Quand il fait beau, le garçon aux cheveux blonds sourit tendrement, l'air innocent. Mais quand il pleut, l'ange se transforme en démon: son visage s'ensanglante. Des larmes de sang coulent de ses yeux, de ses oreilles, de son nez.

Est-ce un vampire? Une scène d'un nouveau film d'horreur? Non, il s'agit plutôt d'un panneau-réclame pour le moins dérangeant installé ce printemps en bordure des autoroutes de Nouvelle-Zélande.

 

La publicité-choc, qui fait fureur ces jours-ci sur le web, visait à convaincre les automobilistes de ralentir sur la chaussée mouillée. Trois panneaux ont été installés d'avril à mai en bordure des autoroutes de la région d'Auckland, au nord du pays. Le printemps est pluvieux en Nouvelle-Zélande, et les accidents de la route se multiplient.

Le concept de la campagne de sensibilisation est simple. Un visage d'enfant ou d'adulte figure sur un large panneau blanc. Quand il pleut, un senseur actionne un système de pompes. Résultat: du colorant alimentaire rouge sort du panneau et ruisselle le long du visage de la victime.

«C'était une publicité simple d'un point de vue technologique, mais très efficace», estime Mark Baker, conseiller en communications du conseil du district de Papakura, joint en Nouvelle-Zélande.

Les résultats ont en effet dépassé toutes les attentes. Pendant les deux mois de la campagne, aucun accident n'a été signalé sur les trois autoroutes où les panneaux ont été érigés, alors que sur l'une de celles-ci, on y comptait en moyenne un accident par semaine au printemps. Mieux, la vitesse moyenne des automobilistes a baissé de 7 km/h.

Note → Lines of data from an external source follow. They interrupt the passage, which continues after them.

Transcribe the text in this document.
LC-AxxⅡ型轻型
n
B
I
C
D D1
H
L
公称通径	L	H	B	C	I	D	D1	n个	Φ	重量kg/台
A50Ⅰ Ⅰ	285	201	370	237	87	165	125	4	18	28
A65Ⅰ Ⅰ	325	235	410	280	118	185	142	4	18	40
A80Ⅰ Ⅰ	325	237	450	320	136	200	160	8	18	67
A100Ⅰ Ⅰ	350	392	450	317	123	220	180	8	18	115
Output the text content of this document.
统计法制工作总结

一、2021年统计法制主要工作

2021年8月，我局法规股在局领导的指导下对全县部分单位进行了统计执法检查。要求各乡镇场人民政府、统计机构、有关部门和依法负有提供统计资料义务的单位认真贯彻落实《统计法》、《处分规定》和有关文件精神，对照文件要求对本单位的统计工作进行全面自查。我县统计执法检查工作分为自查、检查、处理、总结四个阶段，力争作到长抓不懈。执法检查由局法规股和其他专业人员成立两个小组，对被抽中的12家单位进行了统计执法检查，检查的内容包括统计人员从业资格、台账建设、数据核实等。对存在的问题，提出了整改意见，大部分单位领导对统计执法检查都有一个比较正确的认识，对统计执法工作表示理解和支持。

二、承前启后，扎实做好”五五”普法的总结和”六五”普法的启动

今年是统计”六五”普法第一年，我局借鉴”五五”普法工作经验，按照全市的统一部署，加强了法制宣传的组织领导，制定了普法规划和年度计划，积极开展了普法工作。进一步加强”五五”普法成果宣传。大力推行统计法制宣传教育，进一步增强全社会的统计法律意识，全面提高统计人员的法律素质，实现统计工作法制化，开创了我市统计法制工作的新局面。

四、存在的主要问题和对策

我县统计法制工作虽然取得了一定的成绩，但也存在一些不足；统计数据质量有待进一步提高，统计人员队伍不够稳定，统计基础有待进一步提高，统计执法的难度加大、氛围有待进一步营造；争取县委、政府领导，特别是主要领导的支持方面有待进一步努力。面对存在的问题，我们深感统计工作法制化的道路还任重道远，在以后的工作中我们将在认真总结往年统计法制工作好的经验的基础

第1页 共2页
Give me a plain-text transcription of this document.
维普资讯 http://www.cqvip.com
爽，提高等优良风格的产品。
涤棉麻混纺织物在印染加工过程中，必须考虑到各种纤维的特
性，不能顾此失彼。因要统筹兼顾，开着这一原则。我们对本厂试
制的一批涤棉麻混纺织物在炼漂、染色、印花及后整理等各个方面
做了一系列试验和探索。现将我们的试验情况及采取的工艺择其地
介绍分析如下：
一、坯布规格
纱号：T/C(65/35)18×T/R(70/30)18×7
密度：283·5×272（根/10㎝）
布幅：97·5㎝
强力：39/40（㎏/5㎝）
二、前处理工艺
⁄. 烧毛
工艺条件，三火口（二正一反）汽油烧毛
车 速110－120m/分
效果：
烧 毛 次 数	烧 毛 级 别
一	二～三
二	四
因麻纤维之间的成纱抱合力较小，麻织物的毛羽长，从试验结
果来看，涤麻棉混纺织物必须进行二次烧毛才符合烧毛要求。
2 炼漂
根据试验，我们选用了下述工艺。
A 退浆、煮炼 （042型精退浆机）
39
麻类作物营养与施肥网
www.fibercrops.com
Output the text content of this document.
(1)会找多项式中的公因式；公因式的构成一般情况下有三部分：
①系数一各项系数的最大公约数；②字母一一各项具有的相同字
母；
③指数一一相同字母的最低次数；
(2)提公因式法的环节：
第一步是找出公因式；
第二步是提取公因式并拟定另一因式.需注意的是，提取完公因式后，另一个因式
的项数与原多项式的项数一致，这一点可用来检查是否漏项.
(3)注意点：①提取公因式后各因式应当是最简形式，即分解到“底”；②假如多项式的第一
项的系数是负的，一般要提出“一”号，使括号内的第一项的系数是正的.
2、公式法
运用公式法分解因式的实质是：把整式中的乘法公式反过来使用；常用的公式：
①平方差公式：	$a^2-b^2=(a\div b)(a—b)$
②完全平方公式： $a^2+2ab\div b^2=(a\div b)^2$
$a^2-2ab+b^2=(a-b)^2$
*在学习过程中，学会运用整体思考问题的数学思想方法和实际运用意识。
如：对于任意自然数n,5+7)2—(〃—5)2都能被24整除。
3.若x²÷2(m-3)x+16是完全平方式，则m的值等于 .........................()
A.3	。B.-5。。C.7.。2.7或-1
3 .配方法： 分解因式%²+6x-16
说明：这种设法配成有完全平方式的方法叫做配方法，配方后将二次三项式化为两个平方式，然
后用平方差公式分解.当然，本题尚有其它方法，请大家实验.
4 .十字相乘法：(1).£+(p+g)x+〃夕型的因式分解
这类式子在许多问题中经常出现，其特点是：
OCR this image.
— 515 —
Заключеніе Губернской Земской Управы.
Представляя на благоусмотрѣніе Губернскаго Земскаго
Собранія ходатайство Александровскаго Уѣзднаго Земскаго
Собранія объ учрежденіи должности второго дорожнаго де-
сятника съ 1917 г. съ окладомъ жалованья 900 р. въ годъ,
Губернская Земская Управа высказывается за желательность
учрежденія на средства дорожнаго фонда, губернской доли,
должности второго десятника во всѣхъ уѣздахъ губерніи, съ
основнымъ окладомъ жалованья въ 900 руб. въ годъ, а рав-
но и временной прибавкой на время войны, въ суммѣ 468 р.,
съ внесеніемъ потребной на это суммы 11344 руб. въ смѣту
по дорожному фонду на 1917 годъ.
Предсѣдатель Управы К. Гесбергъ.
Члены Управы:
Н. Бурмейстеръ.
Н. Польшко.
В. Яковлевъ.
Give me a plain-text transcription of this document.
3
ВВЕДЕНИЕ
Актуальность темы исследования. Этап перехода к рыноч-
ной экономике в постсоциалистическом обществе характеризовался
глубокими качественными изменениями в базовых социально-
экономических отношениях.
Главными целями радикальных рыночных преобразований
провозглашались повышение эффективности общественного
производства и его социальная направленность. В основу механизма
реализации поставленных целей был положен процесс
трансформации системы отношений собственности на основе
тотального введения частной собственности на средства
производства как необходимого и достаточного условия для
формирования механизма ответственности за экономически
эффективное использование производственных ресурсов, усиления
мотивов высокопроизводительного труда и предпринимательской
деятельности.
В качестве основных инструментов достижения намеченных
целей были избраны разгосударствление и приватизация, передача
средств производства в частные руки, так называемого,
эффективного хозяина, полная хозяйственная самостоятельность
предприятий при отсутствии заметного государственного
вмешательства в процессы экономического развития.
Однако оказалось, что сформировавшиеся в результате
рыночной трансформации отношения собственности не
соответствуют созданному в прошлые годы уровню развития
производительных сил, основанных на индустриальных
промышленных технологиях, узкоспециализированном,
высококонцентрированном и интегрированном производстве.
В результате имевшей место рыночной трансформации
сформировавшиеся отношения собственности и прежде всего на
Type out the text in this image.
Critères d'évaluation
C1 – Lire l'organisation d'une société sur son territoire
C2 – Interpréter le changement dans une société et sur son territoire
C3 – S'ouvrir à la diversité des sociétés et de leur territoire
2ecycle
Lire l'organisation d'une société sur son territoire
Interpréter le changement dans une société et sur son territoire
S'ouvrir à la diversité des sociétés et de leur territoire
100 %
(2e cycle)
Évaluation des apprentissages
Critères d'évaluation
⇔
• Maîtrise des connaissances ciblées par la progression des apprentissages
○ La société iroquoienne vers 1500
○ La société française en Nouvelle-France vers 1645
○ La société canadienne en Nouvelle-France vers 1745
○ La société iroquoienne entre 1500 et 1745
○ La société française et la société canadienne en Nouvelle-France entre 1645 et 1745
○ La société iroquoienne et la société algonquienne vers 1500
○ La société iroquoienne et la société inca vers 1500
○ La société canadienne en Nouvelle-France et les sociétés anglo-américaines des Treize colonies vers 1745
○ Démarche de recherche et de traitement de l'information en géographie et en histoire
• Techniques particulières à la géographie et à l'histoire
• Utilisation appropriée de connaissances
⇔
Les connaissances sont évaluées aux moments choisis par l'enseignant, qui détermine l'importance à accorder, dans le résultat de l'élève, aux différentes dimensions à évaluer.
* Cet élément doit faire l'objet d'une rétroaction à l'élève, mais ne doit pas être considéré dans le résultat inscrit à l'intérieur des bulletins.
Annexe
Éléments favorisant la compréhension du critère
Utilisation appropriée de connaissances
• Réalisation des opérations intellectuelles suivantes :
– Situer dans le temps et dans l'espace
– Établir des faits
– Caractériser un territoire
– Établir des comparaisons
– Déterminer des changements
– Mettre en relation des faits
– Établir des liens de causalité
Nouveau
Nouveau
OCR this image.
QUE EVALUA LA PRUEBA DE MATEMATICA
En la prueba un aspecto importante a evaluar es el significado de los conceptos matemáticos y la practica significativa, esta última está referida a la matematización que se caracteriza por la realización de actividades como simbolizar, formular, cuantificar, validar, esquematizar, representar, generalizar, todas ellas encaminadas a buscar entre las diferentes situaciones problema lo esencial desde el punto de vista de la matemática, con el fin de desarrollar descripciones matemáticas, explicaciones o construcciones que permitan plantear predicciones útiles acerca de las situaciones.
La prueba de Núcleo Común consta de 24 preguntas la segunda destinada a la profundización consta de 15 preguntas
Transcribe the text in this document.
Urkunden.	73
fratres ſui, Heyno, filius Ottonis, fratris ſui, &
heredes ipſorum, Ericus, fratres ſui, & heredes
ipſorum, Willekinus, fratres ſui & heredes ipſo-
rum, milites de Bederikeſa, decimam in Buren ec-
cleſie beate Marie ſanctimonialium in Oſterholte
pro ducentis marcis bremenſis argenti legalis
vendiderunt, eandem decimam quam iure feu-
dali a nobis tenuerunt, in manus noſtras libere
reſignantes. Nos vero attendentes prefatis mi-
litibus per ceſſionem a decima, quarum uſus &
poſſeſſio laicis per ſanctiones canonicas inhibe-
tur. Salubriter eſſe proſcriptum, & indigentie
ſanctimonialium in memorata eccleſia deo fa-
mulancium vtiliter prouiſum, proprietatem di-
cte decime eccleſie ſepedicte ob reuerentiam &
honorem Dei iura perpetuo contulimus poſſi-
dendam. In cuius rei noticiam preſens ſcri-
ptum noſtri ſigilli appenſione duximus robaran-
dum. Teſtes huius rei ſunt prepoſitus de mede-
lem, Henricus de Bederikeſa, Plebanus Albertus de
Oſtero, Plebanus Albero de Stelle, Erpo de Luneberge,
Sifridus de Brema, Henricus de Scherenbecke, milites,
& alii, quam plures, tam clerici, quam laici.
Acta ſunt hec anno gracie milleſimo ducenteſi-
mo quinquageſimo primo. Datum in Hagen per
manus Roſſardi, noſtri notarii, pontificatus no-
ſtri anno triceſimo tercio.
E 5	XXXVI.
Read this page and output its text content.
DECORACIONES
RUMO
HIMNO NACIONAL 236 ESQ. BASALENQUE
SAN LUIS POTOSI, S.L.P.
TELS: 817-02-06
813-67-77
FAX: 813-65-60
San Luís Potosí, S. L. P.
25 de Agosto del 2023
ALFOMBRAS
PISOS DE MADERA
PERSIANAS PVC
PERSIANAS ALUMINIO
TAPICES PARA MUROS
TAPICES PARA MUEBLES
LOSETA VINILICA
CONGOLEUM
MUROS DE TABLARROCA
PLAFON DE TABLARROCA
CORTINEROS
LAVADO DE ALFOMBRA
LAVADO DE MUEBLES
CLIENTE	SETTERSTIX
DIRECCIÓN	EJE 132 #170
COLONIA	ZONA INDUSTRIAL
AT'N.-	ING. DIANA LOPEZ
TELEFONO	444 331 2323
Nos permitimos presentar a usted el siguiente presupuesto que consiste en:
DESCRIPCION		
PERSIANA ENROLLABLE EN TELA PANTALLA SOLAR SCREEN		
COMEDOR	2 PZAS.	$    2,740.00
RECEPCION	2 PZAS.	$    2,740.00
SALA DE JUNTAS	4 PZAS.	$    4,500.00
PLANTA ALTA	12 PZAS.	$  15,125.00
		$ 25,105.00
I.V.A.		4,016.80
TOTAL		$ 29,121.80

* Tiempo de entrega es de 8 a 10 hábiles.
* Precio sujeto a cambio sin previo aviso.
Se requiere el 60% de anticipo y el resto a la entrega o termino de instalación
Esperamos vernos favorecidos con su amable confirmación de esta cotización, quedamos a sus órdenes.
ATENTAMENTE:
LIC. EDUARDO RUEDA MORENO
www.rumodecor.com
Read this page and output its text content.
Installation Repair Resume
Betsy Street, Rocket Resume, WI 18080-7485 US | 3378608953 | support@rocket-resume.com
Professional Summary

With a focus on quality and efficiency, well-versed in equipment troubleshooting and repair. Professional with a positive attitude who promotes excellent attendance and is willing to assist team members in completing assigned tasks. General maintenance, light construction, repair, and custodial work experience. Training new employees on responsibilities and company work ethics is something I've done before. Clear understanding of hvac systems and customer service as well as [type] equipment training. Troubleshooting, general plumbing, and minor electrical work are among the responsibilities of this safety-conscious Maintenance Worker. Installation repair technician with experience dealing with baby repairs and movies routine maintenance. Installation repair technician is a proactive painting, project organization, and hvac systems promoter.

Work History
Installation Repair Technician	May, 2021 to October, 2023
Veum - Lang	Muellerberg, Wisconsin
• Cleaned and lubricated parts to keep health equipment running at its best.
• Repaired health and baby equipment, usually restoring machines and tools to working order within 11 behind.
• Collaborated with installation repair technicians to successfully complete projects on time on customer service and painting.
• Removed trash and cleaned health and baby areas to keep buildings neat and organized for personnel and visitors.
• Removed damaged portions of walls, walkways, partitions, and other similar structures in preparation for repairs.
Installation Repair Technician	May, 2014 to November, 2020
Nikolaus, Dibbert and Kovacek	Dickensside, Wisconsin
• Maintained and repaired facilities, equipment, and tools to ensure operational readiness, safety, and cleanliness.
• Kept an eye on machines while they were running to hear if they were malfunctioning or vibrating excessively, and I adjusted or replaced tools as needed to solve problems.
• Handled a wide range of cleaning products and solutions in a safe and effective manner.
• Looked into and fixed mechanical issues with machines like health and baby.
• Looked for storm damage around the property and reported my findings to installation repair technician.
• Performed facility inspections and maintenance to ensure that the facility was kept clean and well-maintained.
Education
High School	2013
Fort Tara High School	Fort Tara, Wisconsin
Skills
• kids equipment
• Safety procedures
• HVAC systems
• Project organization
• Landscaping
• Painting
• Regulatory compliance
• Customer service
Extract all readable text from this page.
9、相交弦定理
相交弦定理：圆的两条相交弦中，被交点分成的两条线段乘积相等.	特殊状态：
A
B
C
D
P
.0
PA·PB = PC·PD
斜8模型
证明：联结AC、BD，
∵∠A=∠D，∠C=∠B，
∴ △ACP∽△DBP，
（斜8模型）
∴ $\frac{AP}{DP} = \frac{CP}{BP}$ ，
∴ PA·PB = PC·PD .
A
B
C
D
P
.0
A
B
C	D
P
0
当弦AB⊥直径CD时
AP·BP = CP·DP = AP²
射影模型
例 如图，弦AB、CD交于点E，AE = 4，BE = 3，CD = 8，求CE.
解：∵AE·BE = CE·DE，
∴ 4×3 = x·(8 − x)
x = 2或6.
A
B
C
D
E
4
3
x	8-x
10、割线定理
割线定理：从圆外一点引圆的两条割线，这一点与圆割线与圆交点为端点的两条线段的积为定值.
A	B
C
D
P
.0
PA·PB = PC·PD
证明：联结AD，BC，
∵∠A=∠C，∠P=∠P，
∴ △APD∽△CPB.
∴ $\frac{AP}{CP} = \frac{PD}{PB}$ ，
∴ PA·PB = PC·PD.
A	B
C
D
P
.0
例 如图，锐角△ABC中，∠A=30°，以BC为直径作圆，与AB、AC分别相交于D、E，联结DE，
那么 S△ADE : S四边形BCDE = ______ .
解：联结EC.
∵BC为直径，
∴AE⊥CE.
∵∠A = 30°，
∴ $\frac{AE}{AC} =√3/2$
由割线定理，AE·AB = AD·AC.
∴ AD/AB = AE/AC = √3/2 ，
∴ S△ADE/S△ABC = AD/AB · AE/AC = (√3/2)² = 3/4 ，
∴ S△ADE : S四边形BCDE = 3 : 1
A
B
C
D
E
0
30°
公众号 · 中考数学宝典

«Certains l'ont détestée, d'autres l'ont adorée, mais une chose est sûre, la publicité n'a laissé personne indifférent», assure Mark Baker.

Les autorités du conseil de Papakura songent sérieusement à réitérer l'expérience l'année prochaine, si leur budget le permet. Et ils ne sont pas les seuls. L'agence de publicité Colenso BBDO, qui a conçu la campagne, est en discussion avec l'Irlande pour exporter le concept.

Les Québécois y auront-ils droit, un jour? Gino Desrosiers, porte-parole de la Société de l'assurance automobile du Québec (SAAQ), souligne que ce genre de publicité ne correspond pas au ton adopté par l'organisme gouvernemental cette année.

«On travaille davantage sur les comportements que sur les conséquences des accidents», souligne M. Desrosiers qui, personnellement, trouve le panneau-réclame «très frappant».

De toute façon, les lois québécoises sur l'affichage ne permettraient pas un tel concept, souligne Roger Tremblay, publicitaire pigiste. Il est en effet interdit de mettre des pièces mobiles sur les panneaux, puisque cela pourrait distraire l'automobiliste.

C'est d'ailleurs le premier reproche que formule M. Tremblay à la campagne néo-zélandaise. «Personnellement, je freinerais si je voyais un tel panneau-réclame, et ça serait imprudent. C'est justement ce que la publicité souhaite éviter», note-t-il.

Roger Tremblay doute également que la campagne néo-zélandaise atteigne son objectif. Et le publiciste s'y connaît dans le domaine: il a conçu la première publicité-choc de la SAAQ, «La vitesse tue», diffusée pour la première fois en 1993. On y voyait un jeune homme envahi par la culpabilité après avoir causé la mort de sa blonde (Marie-Josée Croze) dans un accident dû à un excès de vitesse.

«Les publicités pour contrer la vitesse au volant s'adressent aux conducteurs intrépides et récalcitrants, aux têtes de cochon de 18 à 30 ans. Et pour les brasser, il faut absolument qu'ils se reconnaissent dans le personnage à l'écran», estime M. Tremblay.

«Un visage d'enfant qui saigne... C'est esthétique, intéressant, mais efficace? J'en doute», conclut-il.